興味深いのは、こうした弱気の合意が、ビットコインの調整が終盤に近づくたびに繰り返し現れてきた点だと同氏は指摘する。
その局面を過ぎると、楽観が少しずつ定着しながら資金調達率が段階的に積み上がり、デリバティブ市場が息を吹き返す。
いま同じ構図が再び進行していると同氏はみる。この楽観が積み上がり続ければ、ビットコインは調整局面を抜け出せるかもしれない。ただし条件を付けた。現物の需要が動きに加わればという条件だ。
ETFは3週間の流入から一転、6,000BTCが流出
その現物が振るわない。同氏はもう一つの投稿で、直近の上昇を支えてきた3週間のETF流入が今週になって反転したと述べた。流出は6,000BTC近くに達したという。
週次のチャートを見ると、8月17日の週に大きな流入が入り、24日と31日の週も流入が続いた。これがビットコイン価格の上昇と重なっている。しかし9月7日の週は流出に転じた。

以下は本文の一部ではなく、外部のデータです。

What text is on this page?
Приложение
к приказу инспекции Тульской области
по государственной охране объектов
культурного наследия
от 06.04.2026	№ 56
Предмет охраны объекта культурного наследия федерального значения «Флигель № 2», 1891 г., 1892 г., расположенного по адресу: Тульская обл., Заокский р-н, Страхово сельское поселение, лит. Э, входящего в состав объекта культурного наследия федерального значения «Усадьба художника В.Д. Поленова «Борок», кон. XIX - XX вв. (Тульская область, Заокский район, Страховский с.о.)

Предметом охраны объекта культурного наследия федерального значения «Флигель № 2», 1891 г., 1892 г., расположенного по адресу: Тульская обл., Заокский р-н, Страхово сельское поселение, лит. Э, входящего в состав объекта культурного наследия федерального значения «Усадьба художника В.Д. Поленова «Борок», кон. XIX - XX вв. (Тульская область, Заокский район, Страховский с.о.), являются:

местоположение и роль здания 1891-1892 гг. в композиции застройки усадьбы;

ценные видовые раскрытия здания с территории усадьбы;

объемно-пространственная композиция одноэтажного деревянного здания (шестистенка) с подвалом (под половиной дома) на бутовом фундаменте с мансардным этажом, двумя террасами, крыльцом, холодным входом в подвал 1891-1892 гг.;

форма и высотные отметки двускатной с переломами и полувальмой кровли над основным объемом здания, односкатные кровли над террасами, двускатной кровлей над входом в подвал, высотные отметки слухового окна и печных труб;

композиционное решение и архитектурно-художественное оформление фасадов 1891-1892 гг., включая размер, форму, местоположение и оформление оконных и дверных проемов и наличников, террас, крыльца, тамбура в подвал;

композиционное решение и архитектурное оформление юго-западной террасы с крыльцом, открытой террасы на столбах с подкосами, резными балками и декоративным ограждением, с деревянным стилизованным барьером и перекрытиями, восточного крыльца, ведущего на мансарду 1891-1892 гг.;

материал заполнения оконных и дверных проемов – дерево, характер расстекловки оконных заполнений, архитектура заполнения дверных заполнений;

同氏は「現物需要は弱く、ETFが再び弱まればビットコインが持ちこたえるのは難しい」と指摘。「ボラティリティの高い週が控えている。慎重に」と結んだ。
2つの投稿を並べると、一つの構図が浮かぶ。デリバティブ市場は調整後の回復過程に入っているが、同氏自身が脱却の条件として挙げた現物需要が、いまのところ伴っていない。今週は15日から16日にかけて米連邦公開市場委員会(FOMC)が開かれる。